Purtroppo mal comune non fa mezzo gaudio
Ho già scritto che non mi piacciono troppe cose di Renzi ma che attualmente lo voterei (e voto, per convinzione, sì al referendum) perché purtroppo il panorama politico italiano offre solo molte miserie e nessuna nobiltà. Lui almeno sta cercando di far uscire il Paese dalla palude lottando spesso contro il masochismo storico della nostra sinistra. E anche a livello internazionale sta provando a ridare all’Italia un po’ della dignità e della indipendenza da tempo perdute. Ma quanti errori, di forma e di sostanza, lungo il suo percorso! Non posso perdonargli di avermi fatto il regalo – non richiesto – di esentarmi dal pagamento della tassa sulla prima casa. Questa imposta non mi procurava sofferenze e ne avrebbe procurate ancor meno ai tanti ricchi, più o meno grandi, in circolazione. A mio avviso, se l’intenzione del governo era quella di favorire i meno abbienti, andavano esentati solo i cittadini con un reddito inferiore a una predeterminata soglia, e tutti gli altri tassati con il criterio della progressività stabilito in Costituzione. Penso che il saldo di questa operazione sarebbe stato eticamente giusto e in qualche misura positivo per le nostre esauste finanze. Ricordo i decenni di tormentone su questa tassa, introdotta nel 1992 dal governo Amato, modificata dal governo Prodi nel 2007, abolita da Silvio Berlusconi nel 2008, reintrodotta dal governo Monti nel 2012, e oggi di nuovo abolita da Matteo Renzi nonostante in passato il Pd fosse stato sempre contrario all’eliminazione di questa imposta (Debora Serracchiani nel 2013: “Che senso ha che io, con il mio reddito, non paghi l’Imu sulla prima casa?”). La ricerca del consenso ad ogni costo ha portato a questo infelice provvedimento – bocciato anche dal Fondo Monetario Internazionale – e forse anche ad altri sui quali non mi esprimo perché sono digiuno di economia e le mie obiezioni sarebbero soltanto umorali.
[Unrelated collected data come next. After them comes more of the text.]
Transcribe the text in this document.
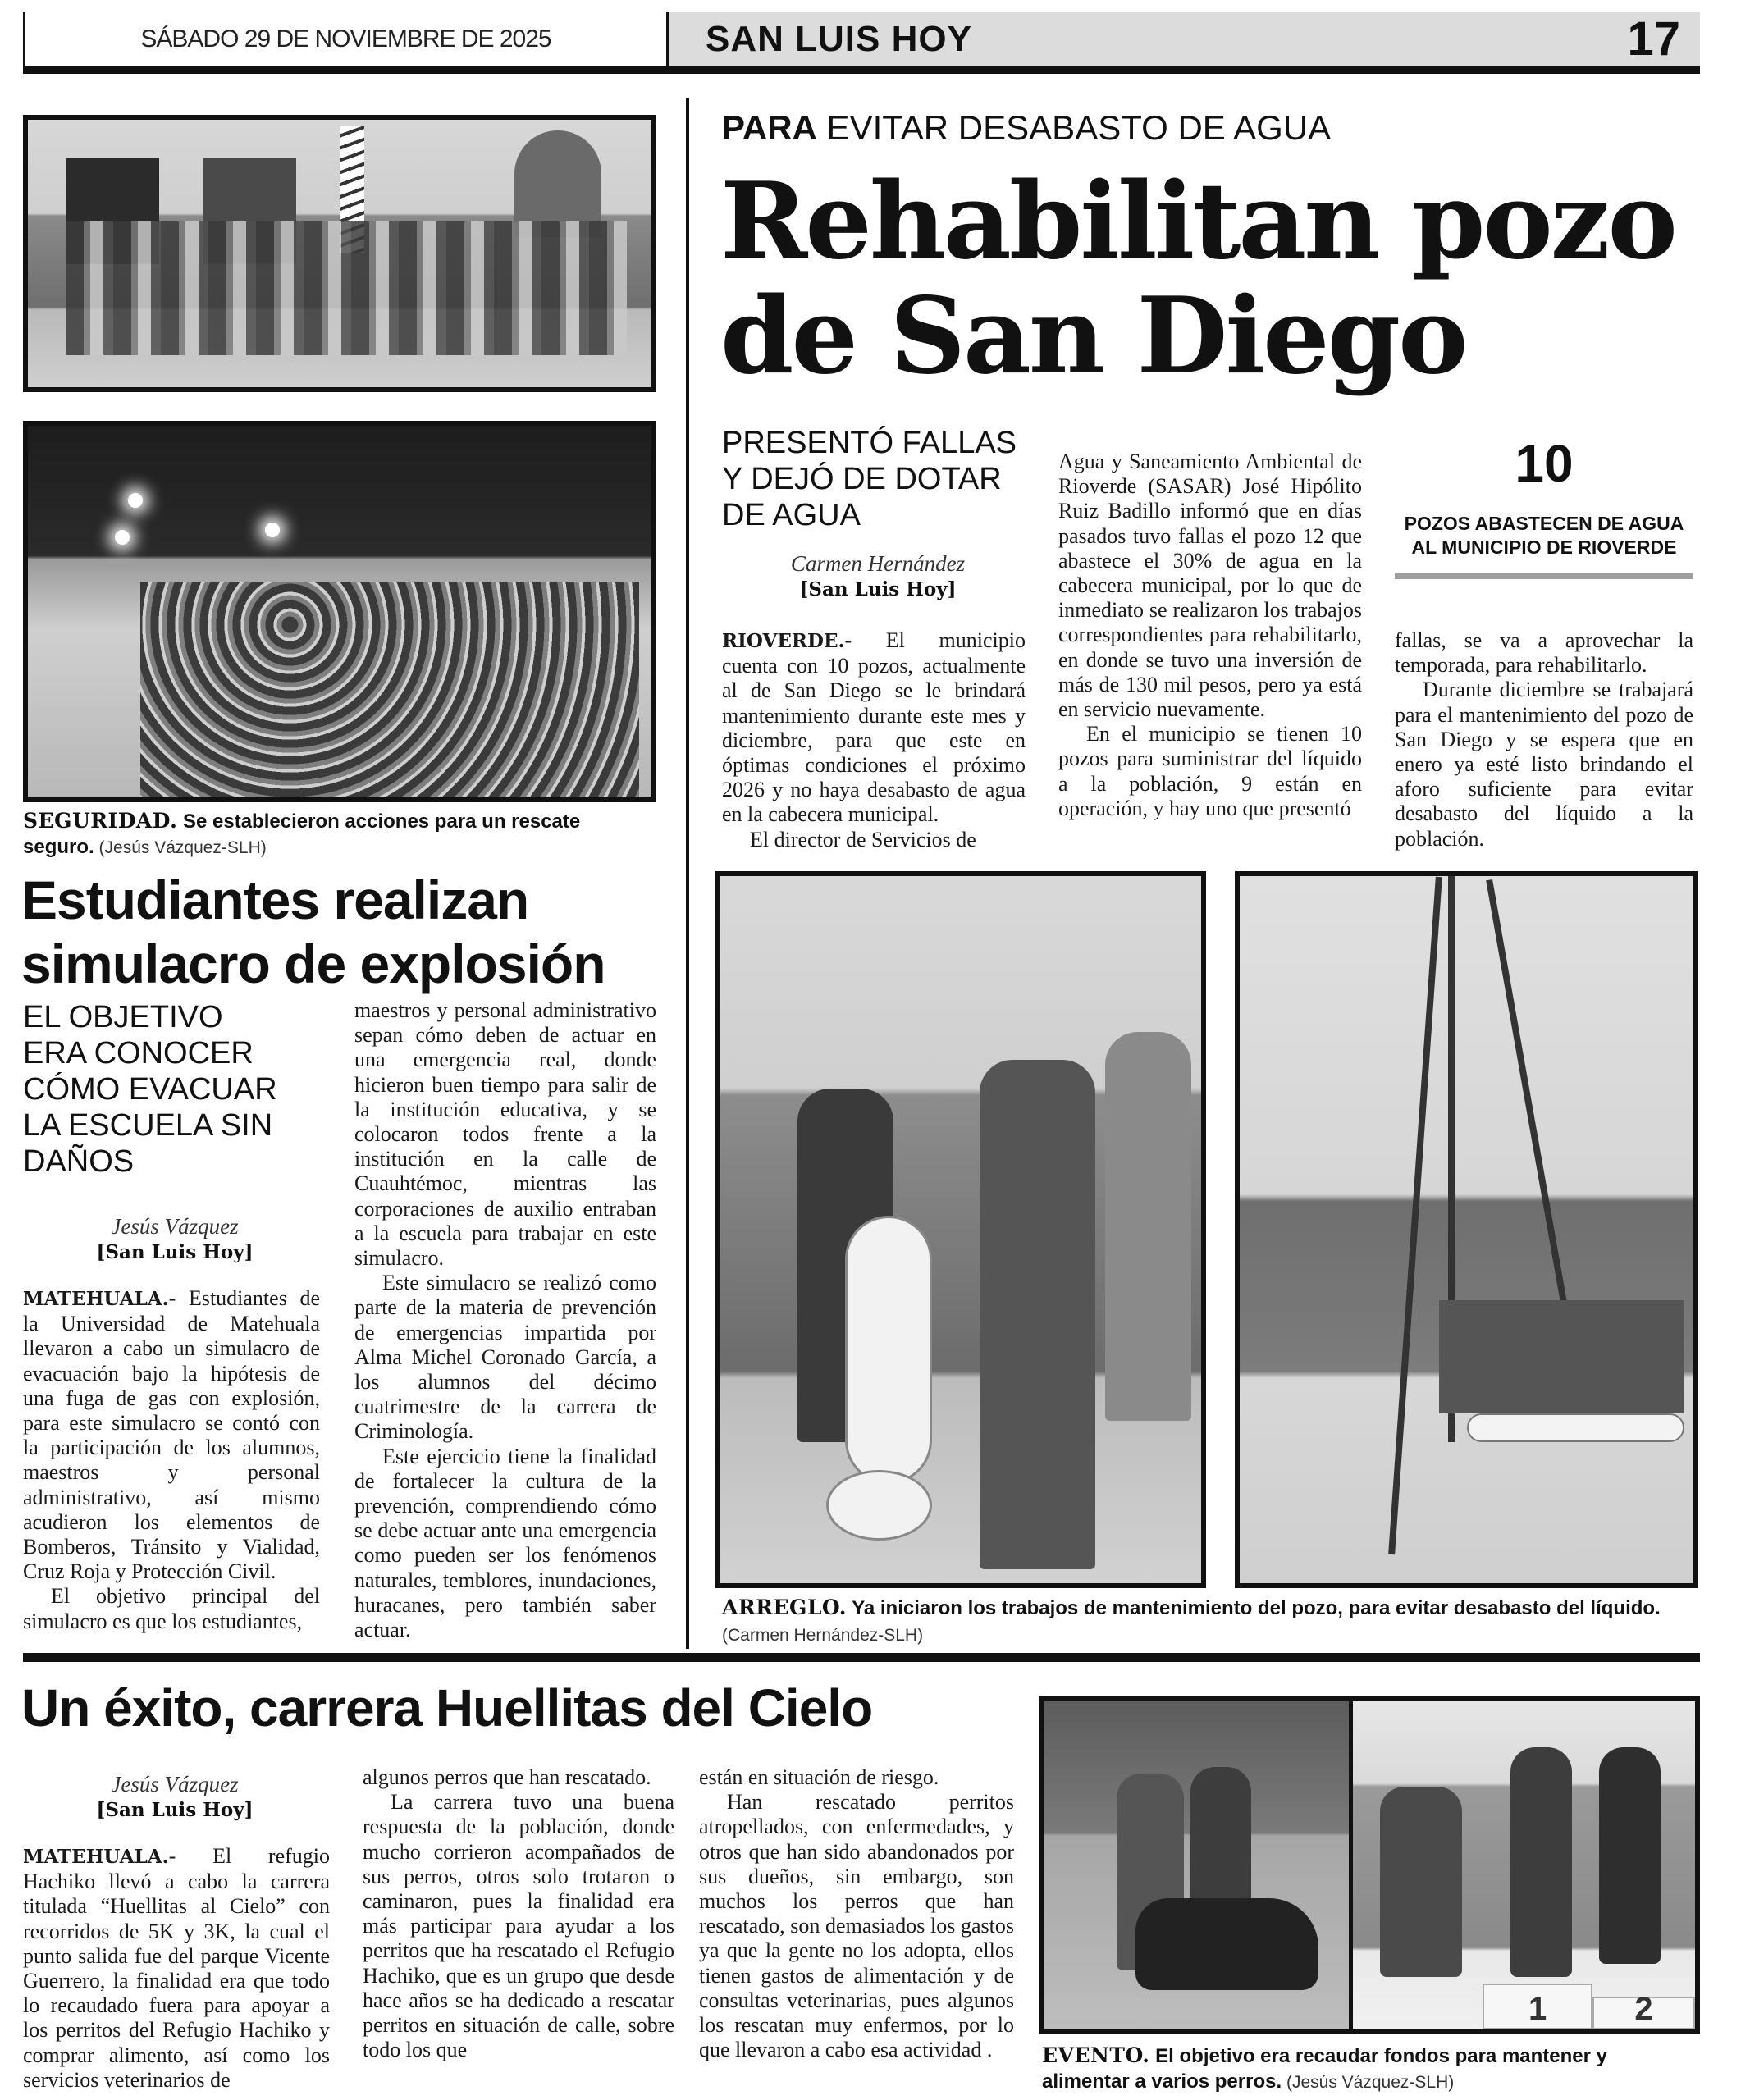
SÁBADO 29 DE NOVIEMBRE DE 2025	SAN LUIS HOY	17
SEGURIDAD. Se establecieron acciones para un rescate seguro. (Jesús Vázquez-SLH)
Estudiantes realizan simulacro de explosión
EL OBJETIVO ERA CONOCER CÓMO EVACUAR LA ESCUELA SIN DAÑOS
Jesús Vázquez
[San Luis Hoy]

MATEHUALA.- Estudiantes de la Universidad de Matehuala llevaron a cabo un simulacro de evacuación bajo la hipótesis de una fuga de gas con explosión, para este simulacro se contó con la participación de los alumnos, maestros y personal administrativo, así mismo acudieron los elementos de Bomberos, Tránsito y Vialidad, Cruz Roja y Protección Civil.

El objetivo principal del simulacro es que los estudiantes,

maestros y personal administrativo sepan cómo deben de actuar en una emergencia real, donde hicieron buen tiempo para salir de la institución educativa, y se colocaron todos frente a la institución en la calle de Cuauhtémoc, mientras las corporaciones de auxilio entraban a la escuela para trabajar en este simulacro.

Este simulacro se realizó como parte de la materia de prevención de emergencias impartida por Alma Michel Coronado García, a los alumnos del décimo cuatrimestre de la carrera de Criminología.

Este ejercicio tiene la finalidad de fortalecer la cultura de la prevención, comprendiendo cómo se debe actuar ante una emergencia como pueden ser los fenómenos naturales, temblores, inundaciones, huracanes, pero también saber actuar.

PARA EVITAR DESABASTO DE AGUA
Rehabilitan pozo
de San Diego
PRESENTÓ FALLAS Y DEJÓ DE DOTAR DE AGUA
Carmen Hernández
[San Luis Hoy]

RIOVERDE.- El municipio cuenta con 10 pozos, actualmente al de San Diego se le brindará mantenimiento durante este mes y diciembre, para que este en óptimas condiciones el próximo 2026 y no haya desabasto de agua en la cabecera municipal.

El director de Servicios de

Agua y Saneamiento Ambiental de Rioverde (SASAR) José Hipólito Ruiz Badillo informó que en días pasados tuvo fallas el pozo 12 que abastece el 30% de agua en la cabecera municipal, por lo que de inmediato se realizaron los trabajos correspondientes para rehabilitarlo, en donde se tuvo una inversión de más de 130 mil pesos, pero ya está en servicio nuevamente.

En el municipio se tienen 10 pozos para suministrar del líquido a la población, 9 están en operación, y hay uno que presentó

10
POZOS ABASTECEN DE AGUA AL MUNICIPIO DE RIOVERDE

fallas, se va a aprovechar la temporada, para rehabilitarlo.

Durante diciembre se trabajará para el mantenimiento del pozo de San Diego y se espera que en enero ya esté listo brindando el aforo suficiente para evitar desabasto del líquido a la población.

ARREGLO. Ya iniciaron los trabajos de mantenimiento del pozo, para evitar desabasto del líquido. (Carmen Hernández-SLH)
Un éxito, carrera Huellitas del Cielo
Jesús Vázquez
[San Luis Hoy]

MATEHUALA.- El refugio Hachiko llevó a cabo la carrera titulada “Huellitas al Cielo” con recorridos de 5K y 3K, la cual el punto salida fue del parque Vicente Guerrero, la finalidad era que todo lo recaudado fuera para apoyar a los perritos del Refugio Hachiko y comprar alimento, así como los servicios veterinarios de

algunos perros que han rescatado.

La carrera tuvo una buena respuesta de la población, donde mucho corrieron acompañados de sus perros, otros solo trotaron o caminaron, pues la finalidad era más participar para ayudar a los perritos que ha rescatado el Refugio Hachiko, que es un grupo que desde hace años se ha dedicado a rescatar perritos en situación de calle, sobre todo los que

están en situación de riesgo.

Han rescatado perritos atropellados, con enfermedades, y otros que han sido abandonados por sus dueños, sin embargo, son muchos los perros que han rescatado, son demasiados los gastos ya que la gente no los adopta, ellos tienen gastos de alimentación y de consultas veterinarias, pues algunos los rescatan muy enfermos, por lo que llevaron a cabo esa actividad .

1	2
EVENTO. El objetivo era recaudar fondos para mantener y alimentar a varios perros. (Jesús Vázquez-SLH)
Adesso Renzi ha iniziato una stagione di balletti: un passo avanti e uno indietro, op oplà.
La risoluzione dell’Unesco contro Israele, dice Renzi, “è allucinante”! Ma pochi giorni prima l’Italia, chiamata a votare su quella risoluzione, si era pilatescamente lavate le mani, astenendosi. Si vara una norma (che Bersani ha ironicamente bollato come “salva Corona”) che condona i capitali nascosti all’estero, ma anche quelli nascosti in Italia nelle cassette di sicurezza o nei “controsoffitti”. Apriti cielo! Contestazioni e proteste da ogni parte, e Renzi onestamente confessa: “Ho deciso io, nessuno me lo ha imposto”. E oplà fa retromarcia e disinnesca la bomba.
Quello che più mi sconforta è la mancanza di concertazione all’interno del suo partito, e di confronto con le opposizioni. La legge elettorale è soggetta da mesi a feroci critiche. Dopo averla difesa a oltranza, all’ultimo minuto e speriamo non fuori tempo massimo, il capo del governo decide che è possibile modificarla. I nuovi senatori – urlano da tempo le opposizioni interne ed esterne – sono dei “non eletti”, dei nominati. E allora, ancora all’ultimo minuto, salta fuori la possibilità di farli eleggere dal popolo in un apposito listino nelle elezioni regionali. Un misto di improvvisazione e di imprevidenza. Eppure nel campo della sinistra ci sono fior di costituzionalisti con cui il capo del governo avrebbe potuto confrontarsi e ai quali, da statista, chiedere consigli.
Una sola nota di consolazione: non siamo soli. Pastrocchi simili li ritroviamo in tutte le democrazie occidentali: in Gran Bretagna (Brexit), in Francia, in Germania e finanche negli Stati Uniti.
Purtroppo mal comune non fa mezzo gaudio.